Mercy. The reality, when believed, has the potential to transform your perspective, the way you live your life — but when it is misunderstood or complacently not embraced, can become a trap of doubt and uncertainty… tired living.
I read an article recently written by John Piper on January 1, 2002. It’s a word for the beginning of the year, and I think it’s a truth that my human soul what do well to meditate on at each year’s start.
Piper makes the remark that “all we will get from God this year as believers in Jesus is mercy.” Whatever pains or pleasures, highs or lows, that come our way will all be mercy.

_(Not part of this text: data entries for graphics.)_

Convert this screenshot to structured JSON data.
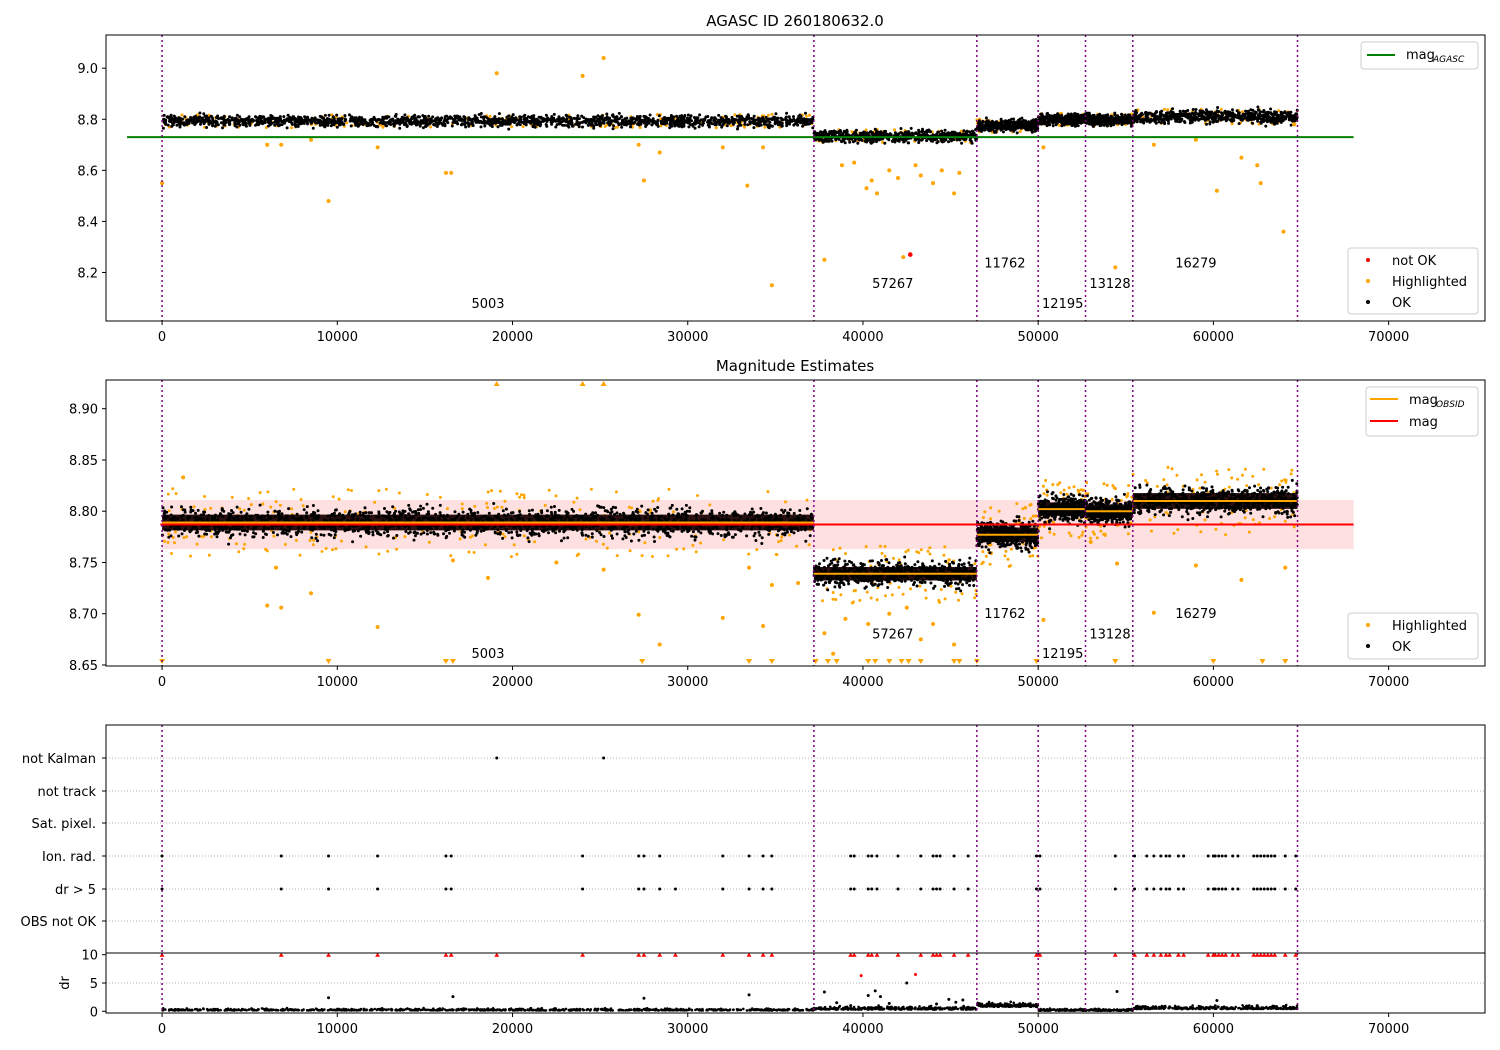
{
  "chart_data": [
    {
      "id": "panel1",
      "type": "scatter",
      "title": "AGASC ID 260180632.0",
      "xlim": [
        -3200,
        75500
      ],
      "ylim": [
        8.01,
        9.13
      ],
      "xticks": [
        0,
        10000,
        20000,
        30000,
        40000,
        50000,
        60000,
        70000
      ],
      "yticks": [
        8.2,
        8.4,
        8.6,
        8.8,
        9.0
      ],
      "ytick_labels": [
        "8.2",
        "8.4",
        "8.6",
        "8.8",
        "9.0"
      ],
      "obsid_boundaries": [
        0,
        37200,
        46500,
        50000,
        52700,
        55400,
        64800
      ],
      "obsid_labels": [
        {
          "text": "5003",
          "x": 18600,
          "y": 8.06
        },
        {
          "text": "57267",
          "x": 41700,
          "y": 8.14
        },
        {
          "text": "11762",
          "x": 48100,
          "y": 8.22
        },
        {
          "text": "12195",
          "x": 51400,
          "y": 8.06
        },
        {
          "text": "13128",
          "x": 54100,
          "y": 8.14
        },
        {
          "text": "16279",
          "x": 59000,
          "y": 8.22
        }
      ],
      "ref_line": {
        "y": 8.73,
        "x_end": 68000,
        "color": "#008000"
      },
      "segments": [
        {
          "x0": 0,
          "x1": 37200,
          "mean": 8.793,
          "spread": 0.022
        },
        {
          "x0": 37200,
          "x1": 46500,
          "mean": 8.733,
          "spread": 0.022
        },
        {
          "x0": 46500,
          "x1": 50000,
          "mean": 8.775,
          "spread": 0.022
        },
        {
          "x0": 50000,
          "x1": 52700,
          "mean": 8.8,
          "spread": 0.02
        },
        {
          "x0": 52700,
          "x1": 55400,
          "mean": 8.797,
          "spread": 0.02
        },
        {
          "x0": 55400,
          "x1": 64800,
          "mean": 8.81,
          "spread": 0.025
        }
      ],
      "highlighted_points": [
        [
          0,
          8.55
        ],
        [
          6000,
          8.7
        ],
        [
          6800,
          8.7
        ],
        [
          8500,
          8.72
        ],
        [
          9500,
          8.48
        ],
        [
          12300,
          8.69
        ],
        [
          16200,
          8.59
        ],
        [
          16500,
          8.59
        ],
        [
          19100,
          8.98
        ],
        [
          24000,
          8.97
        ],
        [
          25200,
          9.04
        ],
        [
          27200,
          8.7
        ],
        [
          27500,
          8.56
        ],
        [
          28400,
          8.67
        ],
        [
          32000,
          8.69
        ],
        [
          33400,
          8.54
        ],
        [
          34300,
          8.69
        ],
        [
          34800,
          8.15
        ],
        [
          37800,
          8.25
        ],
        [
          38800,
          8.62
        ],
        [
          39500,
          8.63
        ],
        [
          40200,
          8.53
        ],
        [
          40500,
          8.56
        ],
        [
          40800,
          8.51
        ],
        [
          41500,
          8.6
        ],
        [
          42000,
          8.57
        ],
        [
          42300,
          8.26
        ],
        [
          43000,
          8.62
        ],
        [
          43300,
          8.58
        ],
        [
          44000,
          8.55
        ],
        [
          44500,
          8.6
        ],
        [
          45200,
          8.51
        ],
        [
          45500,
          8.59
        ],
        [
          50300,
          8.69
        ],
        [
          54400,
          8.22
        ],
        [
          56600,
          8.7
        ],
        [
          59000,
          8.72
        ],
        [
          60200,
          8.52
        ],
        [
          61600,
          8.65
        ],
        [
          62500,
          8.62
        ],
        [
          62700,
          8.55
        ],
        [
          64000,
          8.36
        ],
        [
          64600,
          8.78
        ]
      ],
      "not_ok_points": [
        [
          42700,
          8.27
        ]
      ],
      "legend_top": [
        {
          "label": "mag",
          "sub": "AGASC",
          "color": "#008000"
        }
      ],
      "legend_bottom": [
        {
          "label": "not OK",
          "color": "#ff0000"
        },
        {
          "label": "Highlighted",
          "color": "#ffa500"
        },
        {
          "label": "OK",
          "color": "#000000"
        }
      ]
    },
    {
      "id": "panel2",
      "type": "scatter",
      "title": "Magnitude Estimates",
      "xlim": [
        -3200,
        75500
      ],
      "ylim": [
        8.649,
        8.928
      ],
      "xticks": [
        0,
        10000,
        20000,
        30000,
        40000,
        50000,
        60000,
        70000
      ],
      "yticks": [
        8.65,
        8.7,
        8.75,
        8.8,
        8.85,
        8.9
      ],
      "ytick_labels": [
        "8.65",
        "8.70",
        "8.75",
        "8.80",
        "8.85",
        "8.90"
      ],
      "obsid_boundaries": [
        0,
        37200,
        46500,
        50000,
        52700,
        55400,
        64800
      ],
      "obsid_labels": [
        {
          "text": "5003",
          "x": 18600,
          "y": 8.657
        },
        {
          "text": "57267",
          "x": 41700,
          "y": 8.676
        },
        {
          "text": "11762",
          "x": 48100,
          "y": 8.696
        },
        {
          "text": "12195",
          "x": 51400,
          "y": 8.657
        },
        {
          "text": "13128",
          "x": 54100,
          "y": 8.676
        },
        {
          "text": "16279",
          "x": 59000,
          "y": 8.696
        }
      ],
      "mag_line": {
        "y": 8.787,
        "band": [
          8.763,
          8.811
        ],
        "x_end": 68000,
        "color": "#ff0000"
      },
      "segments": [
        {
          "x0": 0,
          "x1": 37200,
          "mean": 8.789,
          "spread": 0.014
        },
        {
          "x0": 37200,
          "x1": 46500,
          "mean": 8.739,
          "spread": 0.012
        },
        {
          "x0": 46500,
          "x1": 50000,
          "mean": 8.777,
          "spread": 0.013
        },
        {
          "x0": 50000,
          "x1": 52700,
          "mean": 8.802,
          "spread": 0.012
        },
        {
          "x0": 52700,
          "x1": 55400,
          "mean": 8.8,
          "spread": 0.012
        },
        {
          "x0": 55400,
          "x1": 64800,
          "mean": 8.81,
          "spread": 0.014
        }
      ],
      "highlighted_points": [
        [
          1200,
          8.833
        ],
        [
          6000,
          8.708
        ],
        [
          6500,
          8.745
        ],
        [
          6800,
          8.706
        ],
        [
          8500,
          8.72
        ],
        [
          12300,
          8.687
        ],
        [
          16600,
          8.752
        ],
        [
          18600,
          8.735
        ],
        [
          22500,
          8.75
        ],
        [
          25200,
          8.743
        ],
        [
          27200,
          8.699
        ],
        [
          28400,
          8.67
        ],
        [
          32000,
          8.696
        ],
        [
          33500,
          8.745
        ],
        [
          34300,
          8.688
        ],
        [
          34800,
          8.728
        ],
        [
          36300,
          8.73
        ],
        [
          37800,
          8.681
        ],
        [
          38300,
          8.661
        ],
        [
          39000,
          8.695
        ],
        [
          40300,
          8.69
        ],
        [
          41500,
          8.7
        ],
        [
          42500,
          8.706
        ],
        [
          43300,
          8.675
        ],
        [
          44000,
          8.69
        ],
        [
          45200,
          8.67
        ],
        [
          50300,
          8.694
        ],
        [
          53000,
          8.77
        ],
        [
          54500,
          8.749
        ],
        [
          56600,
          8.701
        ],
        [
          59000,
          8.747
        ],
        [
          61600,
          8.733
        ],
        [
          64100,
          8.745
        ]
      ],
      "down_markers": [
        0,
        9500,
        16200,
        16600,
        27400,
        33500,
        34800,
        37300,
        38000,
        38500,
        40300,
        40700,
        41500,
        42200,
        42600,
        43300,
        45200,
        45500,
        46500,
        49900,
        54400,
        60000,
        62800,
        64100
      ],
      "up_markers": [
        19100,
        24000,
        25200
      ],
      "legend_top": [
        {
          "label": "mag",
          "sub": "OBSID",
          "color": "#ffa500"
        },
        {
          "label": "mag",
          "sub": "",
          "color": "#ff0000"
        }
      ],
      "legend_bottom": [
        {
          "label": "Highlighted",
          "color": "#ffa500"
        },
        {
          "label": "OK",
          "color": "#000000"
        }
      ]
    },
    {
      "id": "panel3",
      "type": "scatter",
      "xlim": [
        -3200,
        75500
      ],
      "xticks": [
        0,
        10000,
        20000,
        30000,
        40000,
        50000,
        60000,
        70000
      ],
      "flag_labels": [
        "not Kalman",
        "not track",
        "Sat. pixel.",
        "Ion. rad.",
        "dr > 5",
        "OBS not OK"
      ],
      "obsid_boundaries": [
        0,
        37200,
        46500,
        50000,
        52700,
        55400,
        64800
      ],
      "not_kalman_x": [
        19100,
        25200
      ],
      "ion_rad_x": [
        0,
        6800,
        9500,
        12300,
        16200,
        16500,
        24000,
        27200,
        27500,
        28400,
        32000,
        33500,
        34300,
        34800,
        39300,
        39500,
        40300,
        40500,
        40800,
        42000,
        43300,
        44000,
        44200,
        44400,
        45200,
        46000,
        49900,
        50100,
        54400,
        55500,
        56200,
        56600,
        57000,
        57300,
        57500,
        58000,
        58300,
        59700,
        60000,
        60100,
        60300,
        60500,
        60700,
        61100,
        61400,
        62300,
        62500,
        62700,
        62900,
        63100,
        63300,
        63500,
        64100,
        64700
      ],
      "dr_gt5_x": [
        0,
        6800,
        9500,
        12300,
        16200,
        16500,
        24000,
        27200,
        27500,
        28400,
        29300,
        32000,
        33500,
        34300,
        34800,
        39300,
        39500,
        40300,
        40500,
        40800,
        42000,
        43300,
        44000,
        44200,
        44400,
        45200,
        46000,
        49900,
        50100,
        54400,
        55500,
        56200,
        56600,
        57000,
        57300,
        57500,
        58000,
        58300,
        59700,
        60000,
        60100,
        60300,
        60500,
        60700,
        61100,
        61400,
        62300,
        62500,
        62700,
        62900,
        63100,
        63300,
        63500,
        64100,
        64700
      ]
    },
    {
      "id": "panel4",
      "type": "scatter",
      "ylabel": "dr",
      "xlim": [
        -3200,
        75500
      ],
      "ylim": [
        -0.3,
        10.3
      ],
      "xticks": [
        0,
        10000,
        20000,
        30000,
        40000,
        50000,
        60000,
        70000
      ],
      "xtick_labels": [
        "0",
        "10000",
        "20000",
        "30000",
        "40000",
        "50000",
        "60000",
        "70000"
      ],
      "yticks": [
        0,
        5,
        10
      ],
      "ytick_labels": [
        "0",
        "5",
        "10"
      ],
      "obsid_boundaries": [
        0,
        37200,
        46500,
        50000,
        52700,
        55400,
        64800
      ],
      "capped_x": [
        0,
        6800,
        9500,
        12300,
        16200,
        16500,
        19100,
        24000,
        27200,
        27500,
        28400,
        29300,
        32000,
        33500,
        34300,
        34800,
        39300,
        39500,
        40300,
        40500,
        40800,
        42000,
        43300,
        44000,
        44200,
        44400,
        45200,
        46000,
        49900,
        50100,
        54400,
        55500,
        56200,
        56600,
        57000,
        57300,
        57500,
        58000,
        58300,
        59700,
        60000,
        60100,
        60300,
        60500,
        60700,
        61100,
        61400,
        62300,
        62500,
        62700,
        62900,
        63100,
        63300,
        63500,
        64100,
        64700
      ],
      "outliers": [
        [
          9500,
          2.4
        ],
        [
          16600,
          2.6
        ],
        [
          27500,
          2.3
        ],
        [
          33500,
          2.9
        ],
        [
          37800,
          3.4
        ],
        [
          38500,
          1.5
        ],
        [
          39300,
          1.0
        ],
        [
          39900,
          6.3
        ],
        [
          40300,
          2.8
        ],
        [
          40700,
          3.6
        ],
        [
          41000,
          2.6
        ],
        [
          41500,
          1.4
        ],
        [
          42500,
          5.0
        ],
        [
          43000,
          6.5
        ],
        [
          44200,
          1.3
        ],
        [
          44900,
          2.1
        ],
        [
          45300,
          1.6
        ],
        [
          45700,
          2.0
        ],
        [
          49900,
          0.8
        ],
        [
          54500,
          3.5
        ],
        [
          56600,
          0.6
        ],
        [
          60200,
          1.9
        ],
        [
          62500,
          1.0
        ]
      ],
      "segments": [
        {
          "x0": 0,
          "x1": 37200,
          "base": 0.15,
          "spread": 0.3
        },
        {
          "x0": 37200,
          "x1": 46500,
          "base": 0.3,
          "spread": 0.5
        },
        {
          "x0": 46500,
          "x1": 50000,
          "base": 0.8,
          "spread": 0.6
        },
        {
          "x0": 50000,
          "x1": 55400,
          "base": 0.1,
          "spread": 0.3
        },
        {
          "x0": 55400,
          "x1": 64800,
          "base": 0.4,
          "spread": 0.5
        }
      ]
    }
  ]
}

This perspective, for us humans, is sometimes a hard one to hold fast too. BUT I can say that the times I have allowed the Holy Spirit to give me eyes to truly see, I can say my soul does indeed radiate gratitude.
Now, let me vent about my lack of real faith sometimes (or what I, in my humanness, think to be a lack of real faith). . I’ve conditioned myself to feel like my faith has to be grand, perfect, relentless natural. In Luke 17:5, the apostles pleaded with the Lord, “Increase our faith!” And the Lord said (v. 6), “If you had faith like a grain of mustard seed, you could say to this mulberry tree, ‘Be uprooted and planted in the sea,’ and it would obey you.”

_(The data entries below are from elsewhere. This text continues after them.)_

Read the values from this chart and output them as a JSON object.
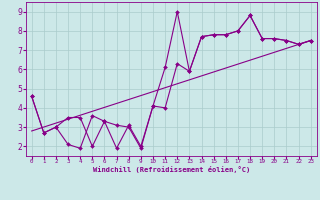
{
  "background_color": "#cce8e8",
  "grid_color": "#aacccc",
  "line_color": "#880088",
  "marker_color": "#880088",
  "xlim": [
    -0.5,
    23.5
  ],
  "ylim": [
    1.5,
    9.5
  ],
  "yticks": [
    2,
    3,
    4,
    5,
    6,
    7,
    8,
    9
  ],
  "xticks": [
    0,
    1,
    2,
    3,
    4,
    5,
    6,
    7,
    8,
    9,
    10,
    11,
    12,
    13,
    14,
    15,
    16,
    17,
    18,
    19,
    20,
    21,
    22,
    23
  ],
  "xlabel": "Windchill (Refroidissement éolien,°C)",
  "line1_x": [
    0,
    1,
    2,
    3,
    4,
    5,
    6,
    7,
    8,
    9,
    10,
    11,
    12,
    13,
    14,
    15,
    16,
    17,
    18,
    19,
    20,
    21,
    22,
    23
  ],
  "line1_y": [
    4.6,
    2.7,
    3.0,
    2.1,
    1.9,
    3.6,
    3.3,
    3.1,
    3.0,
    1.9,
    4.1,
    6.1,
    9.0,
    5.9,
    7.7,
    7.8,
    7.8,
    8.0,
    8.8,
    7.6,
    7.6,
    7.5,
    7.3,
    7.5
  ],
  "line2_x": [
    0,
    1,
    2,
    3,
    4,
    5,
    6,
    7,
    8,
    9,
    10,
    11,
    12,
    13,
    14,
    15,
    16,
    17,
    18,
    19,
    20,
    21,
    22,
    23
  ],
  "line2_y": [
    4.6,
    2.7,
    3.0,
    3.5,
    3.5,
    2.0,
    3.3,
    1.9,
    3.1,
    2.0,
    4.1,
    4.0,
    6.3,
    5.9,
    7.7,
    7.8,
    7.8,
    8.0,
    8.8,
    7.6,
    7.6,
    7.5,
    7.3,
    7.5
  ],
  "line3_x": [
    0,
    23
  ],
  "line3_y": [
    2.8,
    7.5
  ]
}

I unashamedly confess I pray this prayer often. Piper remarks, “In other words, the issue in your Christian life and ministry is not the strength or quantity of your faith, because that is not what uproots trees. God does.” God is all-powerful, the Creator of the universe; moving trees and mountains is a small thing for Him.
“The issue is not perfection for Christ, but connection to Christ.”
Piper then makes a charge: Take heart, the smallest seed of faith connects with all of Christ’s mercy. So really, maybe it’s more about the sincerity of the heart, of the faith, with a desire to truly connect with God.
On the flip side you have obedience, but what I have meditated on recently is that both the fullest obedience and the smallest faith obtain the same thing from God: mercy. Hallelujah.
“The point is: whatever the timing or form of God’s mercy, we never rise above the status of beneficiaries of mercy. We are always utterly dependent on the undeserved.”
So this year I resolve to do my best, with the strength and grace of God’s Spirit inside me, to focus more on the authenticity of my faith than the measure of it.